Indian like, for we had become such in our habits, we put new caps on our rifles, mounted quickly, and circled out behind a barricade of brushwood, in order to ascertain the number, colour, and purpose of such unceremonious intruders upon the territories of our solitude. Jim peered through the leaves with the utmost intensity of an Indian's vision. It was the place for war-parties of the Crows, Sioux, and Blackfeet; and this early appearance of individuals approaching our camp was a circumstance that scented strongly of bows and arrows. But suspense became certainty, a pleasant certainty, as Jim reined his horse from concealment, and galloped away to the stranger, now within rifle-shot of us.

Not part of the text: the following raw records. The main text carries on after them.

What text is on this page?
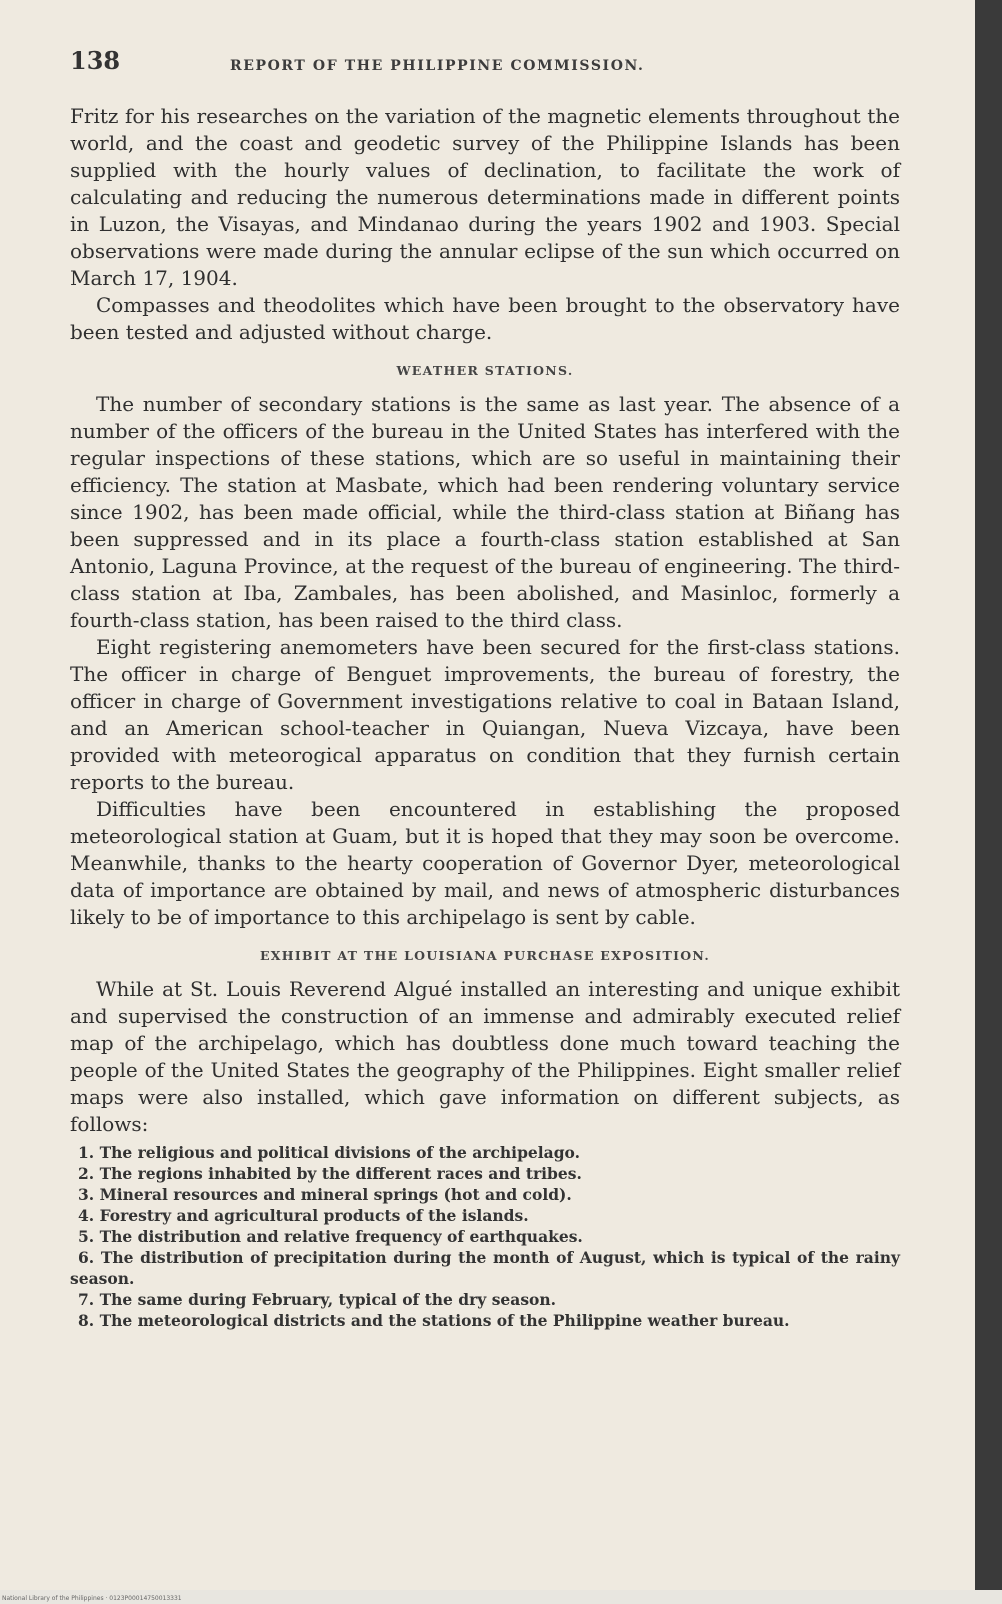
138	REPORT OF THE PHILIPPINE COMMISSION.

Fritz for his researches on the variation of the magnetic elements throughout the world, and the coast and geodetic survey of the Philippine Islands has been supplied with the hourly values of declination, to facilitate the work of calculating and reducing the numerous determinations made in different points in Luzon, the Visayas, and Mindanao during the years 1902 and 1903. Special observations were made during the annular eclipse of the sun which occurred on March 17, 1904.

Compasses and theodolites which have been brought to the observatory have been tested and adjusted without charge.

WEATHER STATIONS.

The number of secondary stations is the same as last year. The absence of a number of the officers of the bureau in the United States has interfered with the regular inspections of these stations, which are so useful in maintaining their efficiency. The station at Masbate, which had been rendering voluntary service since 1902, has been made official, while the third-class station at Biñang has been suppressed and in its place a fourth-class station established at San Antonio, Laguna Province, at the request of the bureau of engineering. The third-class station at Iba, Zambales, has been abolished, and Masinloc, formerly a fourth-class station, has been raised to the third class.

Eight registering anemometers have been secured for the first-class stations. The officer in charge of Benguet improvements, the bureau of forestry, the officer in charge of Government investigations relative to coal in Bataan Island, and an American school-teacher in Quiangan, Nueva Vizcaya, have been provided with meteorogical apparatus on condition that they furnish certain reports to the bureau.

Difficulties have been encountered in establishing the proposed meteorological station at Guam, but it is hoped that they may soon be overcome. Meanwhile, thanks to the hearty cooperation of Governor Dyer, meteorological data of importance are obtained by mail, and news of atmospheric disturbances likely to be of importance to this archipelago is sent by cable.

EXHIBIT AT THE LOUISIANA PURCHASE EXPOSITION.

While at St. Louis Reverend Algué installed an interesting and unique exhibit and supervised the construction of an immense and admirably executed relief map of the archipelago, which has doubtless done much toward teaching the people of the United States the geography of the Philippines. Eight smaller relief maps were also installed, which gave information on different subjects, as follows:

1. The religious and political divisions of the archipelago.
2. The regions inhabited by the different races and tribes.
3. Mineral resources and mineral springs (hot and cold).
4. Forestry and agricultural products of the islands.
5. The distribution and relative frequency of earthquakes.
6. The distribution of precipitation during the month of August, which is typical of the rainy season.
7. The same during February, typical of the dry season.
8. The meteorological districts and the stations of the Philippine weather bureau.
National Library of the Philippines · 0123P00014750013331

A strong and warm shake of the hand, and various contortions of the face, and uncouth gestures of recognition between them, completed their interview, and the swarthy old trapper approached myself and men. He was no less a personage than the bear-killer, Meek, who figures in the St. Louis Museum, with the paws of an immense grisly bear upon his shoulders in front, the fingers and thumb of his left hand bitten off, while with his right hand he holds the hunter's knife, plunged deeply in the animal's jugular vein.175 He accosted me with, "Good morning, how are ye? – stranger in the mountains, eh?" And before I could make a monosyllabic reply, he continued, "Have you any meat? Come, I've got the shoulder of a goat, (antelope); let us go back to your camp, and cook, and eat, and talk awhile." We were harnessed for the day's ride, and felt unwilling to lose the cool hours of the morning, and much more so to consume the generous man's last pound of meat. Thanking him, therefore, for his honest kindness, we satisfied him with our refusal, by the assurance that we had meat, and had already breakfasted. On hearing that we were travelling to the Columbia river, he informed us that we might probably go down with the Nez Percés Indians, who, he stated, were encamped at the time on Salmon river, one day's journey from Fort Hall. He was on his way to Brown's Hole for his squaw and "possibles," with the design of joining their camp. These Indians would leave their hunting grounds for their homes about ten days from that date.

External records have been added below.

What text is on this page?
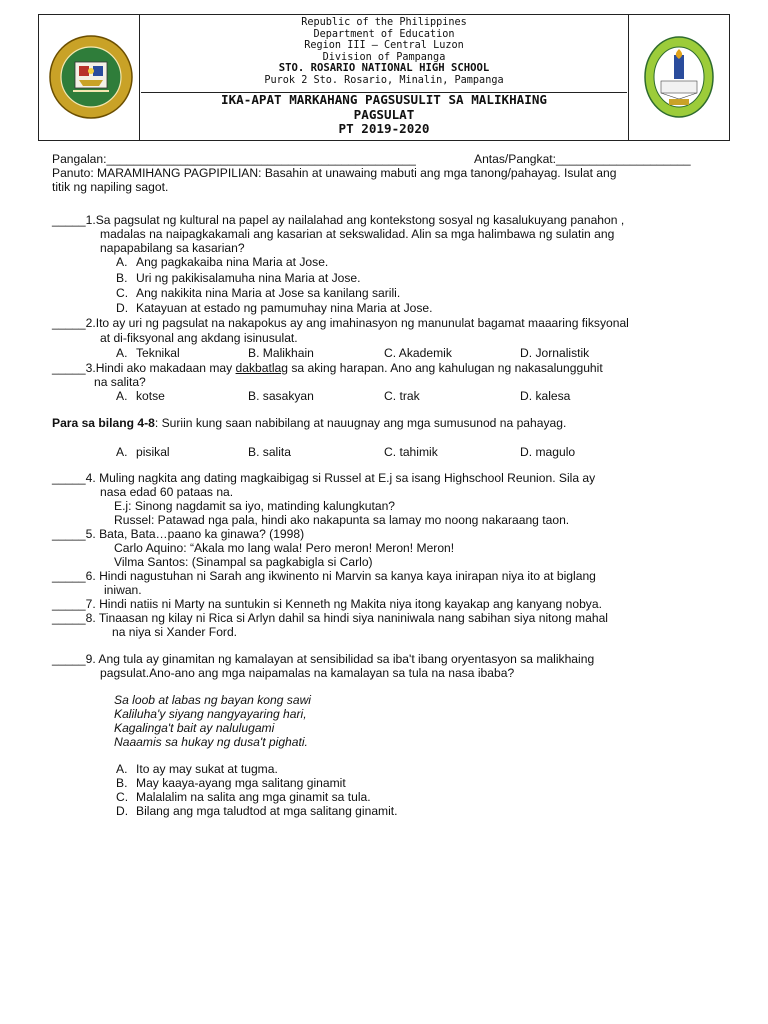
Republic of the Philippines
Department of Education
Region III – Central Luzon
Division of Pampanga
STO. ROSARIO NATIONAL HIGH SCHOOL
Purok 2 Sto. Rosario, Minalin, Pampanga
IKA-APAT MARKAHANG PAGSUSULIT SA MALIKHAING
PAGSULAT
PT 2019-2020
Pangalan:______________________________________________	Antas/Pangkat:____________________
Panuto: MARAMIHANG PAGPIPILIAN: Basahin at unawaing mabuti ang mga tanong/pahayag. Isulat ang
titik ng napiling sagot.
_____1.Sa pagsulat ng kultural na papel ay nailalahad ang kontekstong sosyal ng kasalukuyang panahon ,
madalas na naipagkakamali ang kasarian at sekswalidad. Alin sa mga halimbawa ng sulatin ang
napapabilang sa kasarian?
A. Ang pagkakaiba nina Maria at Jose.
B. Uri ng pakikisalamuha nina Maria at Jose.
C. Ang nakikita nina Maria at Jose sa kanilang sarili.
D. Katayuan at estado ng pamumuhay nina Maria at Jose.
_____2.Ito ay uri ng pagsulat na nakapokus ay ang imahinasyon ng manunulat bagamat maaaring fiksyonal
at di-fiksyonal ang akdang isinusulat.
A. Teknikal	B. Malikhain	C. Akademik	D. Jornalistik
_____3.Hindi ako makadaan may dakbatlag sa aking harapan. Ano ang kahulugan ng nakasalungguhit
na salita?
A. kotse	B. sasakyan	C. trak	D. kalesa
Para sa bilang 4-8: Suriin kung saan nabibilang at nauugnay ang mga sumusunod na pahayag.
A. pisikal	B. salita	C. tahimik	D. magulo
_____4. Muling nagkita ang dating magkaibigag si Russel at E.j sa isang Highschool Reunion. Sila ay
nasa edad 60 pataas na.
E.j: Sinong nagdamit sa iyo, matinding kalungkutan?
Russel: Patawad nga pala, hindi ako nakapunta sa lamay mo noong nakaraang taon.
_____5. Bata, Bata…paano ka ginawa? (1998)
Carlo Aquino: “Akala mo lang wala! Pero meron! Meron! Meron!
Vilma Santos: (Sinampal sa pagkabigla si Carlo)
_____6. Hindi nagustuhan ni Sarah ang ikwinento ni Marvin sa kanya kaya inirapan niya ito at biglang
iniwan.
_____7. Hindi natiis ni Marty na suntukin si Kenneth ng Makita niya itong kayakap ang kanyang nobya.
_____8. Tinaasan ng kilay ni Rica si Arlyn dahil sa hindi siya naniniwala nang sabihan siya nitong mahal
na niya si Xander Ford.
_____9. Ang tula ay ginamitan ng kamalayan at sensibilidad sa iba't ibang oryentasyon sa malikhaing
pagsulat.Ano-ano ang mga naipamalas na kamalayan sa tula na nasa ibaba?
Sa loob at labas ng bayan kong sawi
Kaliluha'y siyang nangyayaring hari,
Kagalinga't bait ay nalulugami
Naaamis sa hukay ng dusa't pighati.
A. Ito ay may sukat at tugma.
B. May kaaya-ayang mga salitang ginamit
C. Malalalim na salita ang mga ginamit sa tula.
D. Bilang ang mga taludtod at mga salitang ginamit.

This was another remnant of the American Fur Company's trapping parties. He came to the mountains many years ago, and has so long associated with Indians that his manners much resemble theirs. The same wild, unsettled, watchful expression of the eye, the same unnatural gesticulation in conversation, the same unwillingness to use words when a sign, a contortion of the face or body, or movement of the hand will manifest thought; in standing, walking, riding, in all but complexion, he was an Indian. Bidding us good morning, and wheeling away to the day's ride, he said, "Keep your eye shining for the Blackfeet. They are about the 'Beer Springs'; and stay, my white horse tired, one camp down the river; was obliged to 'cache' my pack and leave him; use him if you can, and take him on to the Fort; and look here, I have told you I am Meek, the bear-killer, and so I am. But I think the boys at the museum in St. Louis might have done me up as it really was. The beast only jumped on my back, and stripped off my blanket; scratched some, but didn't pull my shoulder blade off. Well, after he had robbed me of my blanket, I shoved my rifle against him, and blew out his heart. That's all – no fingers bitten off, no knifing; I merely drove a little lead into his palpitator."